Monday 14 April, 2008

I checked out this event sponsored by the Chicago Council on Global Affairs.  There was a good crowd to hear this internationally-acclaimed economist over the lunch hour.

His general point was we’re @ a pivotal time in history where technology is enabling us to do much more, but it’s not sustainable, which will lead to a crash.  He cited numerous economic & population statistics, as economist do (of which I am 1)  which support his statements.  His main suggestion is we need sustainable development to avoid this crash.  I was disappointed that there was no opportunity to pose questions to the speaker.
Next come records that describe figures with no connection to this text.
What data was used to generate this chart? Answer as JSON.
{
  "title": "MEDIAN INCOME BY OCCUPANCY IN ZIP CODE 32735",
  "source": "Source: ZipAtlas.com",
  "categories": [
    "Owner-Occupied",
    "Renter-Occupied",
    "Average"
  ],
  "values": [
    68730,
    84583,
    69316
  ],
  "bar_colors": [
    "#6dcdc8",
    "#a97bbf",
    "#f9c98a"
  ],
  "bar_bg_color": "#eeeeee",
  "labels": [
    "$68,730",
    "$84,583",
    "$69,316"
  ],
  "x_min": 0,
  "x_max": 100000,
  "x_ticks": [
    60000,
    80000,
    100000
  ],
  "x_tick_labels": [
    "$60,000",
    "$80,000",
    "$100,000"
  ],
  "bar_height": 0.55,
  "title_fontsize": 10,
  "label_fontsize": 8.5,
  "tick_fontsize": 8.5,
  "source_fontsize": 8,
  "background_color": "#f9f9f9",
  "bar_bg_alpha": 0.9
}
Here are his 10 suggestions for our next President:

1.  end the Iraq war becasue money spent there can be better spent elsewhere

2.  end the Bush tax cuts

3.  invest in sustainable energy

4.  dispatch a climate envoy to the BRIC countries, Brazil, Russia, India, China

5.  stop 1/3 of our corn crop going to produce gas (ethanol)

6.  sign the convention on biodiversity

7.  invite African & Middle East leaders to the drylands initiative to address hunger & H2O shortages

8.  reestablish the United Nations Population Fund

9.  reinstitute the Millennium Development goals to get US out of last place @ donating .16% of our income

10.  create a cabinet-level Department for international sustainable development

I became familiar with Jeffrey Sachs when I went to Poland after he suggested economic shock therapy for the country, i.e., don’t waste time with easing in economic changes, rather jump right in, make them, & force people to make 1 radical adjustment instead of making many small incremental changes.  It seemed to work in Poland, so there’s wasn’t much flak against it.

While I understand his arguments for a better world, I think what’s missing is the recognition that things don’t change unless people see a direct benefit for themselves as a result of it.  I’m all for limiting population growth & supporting alternative energies, but until the poor see the gains from agricultural technologies & wind/solar power prices come down, they’re going to keep producing more babies (future farmers) & not buy expensive energy sources.